The as-built engine specifications were two BuEng-built, MAN-designed direct-drive 10-cylinder 4-cycle main diesel engines, 2,350 hp (1,750 kW) each, with two BuEng MAN 4-cycle 6-cylinder auxiliary diesel engines, 450 hp (340 kW) each, driving 300 kW (400 hp) electrical generators. The auxiliary engines were for charging batteries or for increased surface speed via a diesel-electric system providing power to the main electric motors.

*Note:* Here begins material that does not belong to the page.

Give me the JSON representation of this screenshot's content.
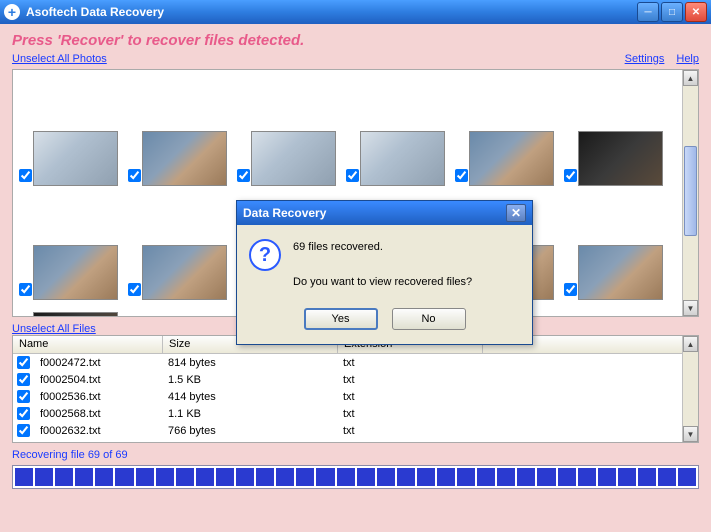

V-6 operated out of New London, conducting special submergence tests, until March 1931. She was renamed Nautilus on 19 February and given hull number SS-168 on 1 July. She proceeded to Pearl Harbor where she became flagship of Submarine Division 12 (SubDiv 12). Reassigned to SubDiv 13 at San Diego, California, 1935–1938, then re-homeported at Pearl Harbor, she maintained a regular schedule of training activities and fleet exercises and problems throughout the decade. In July 1941, she entered the Mare Island Naval Shipyard for modernization – radio equipment, external torpedo tubes (two bow and two stern-firing in the gun deck), re-engining (with four Winton diesels), and air conditioning – until the following spring.
First patrol – the Battle of Midway
She departed San Francisco, California, on 21 April 1942, reaching Pearl Harbor on 28 April. On 24 May, Nautilus (commanded by Lieutenant Commander William H. Brockman Jr.) got underway for her first war patrol, to Midway Island to help repel the expected attack by the Japanese fleet.
At 07:55, 4 June, while approaching the northern boundary of her patrol area near Midway Island, she sighted masts on the horizon. Japanese planes sighted the submarine at the same time and began strafing. After diving to 100 feet (30 m), she continued observation. At 08:00, a formation of four enemy ships was sighted: the battleship Kirishima, the cruiser Nagara, and two destroyers (misidentified, as they often were early in the war, as cruisers) in company. Within minutes the submarine was again sighted from the air and was bombed. Two of the "cruisers" closed for a kill and nine depth charges were dropped at a distance of about 1,000 yards (910 m).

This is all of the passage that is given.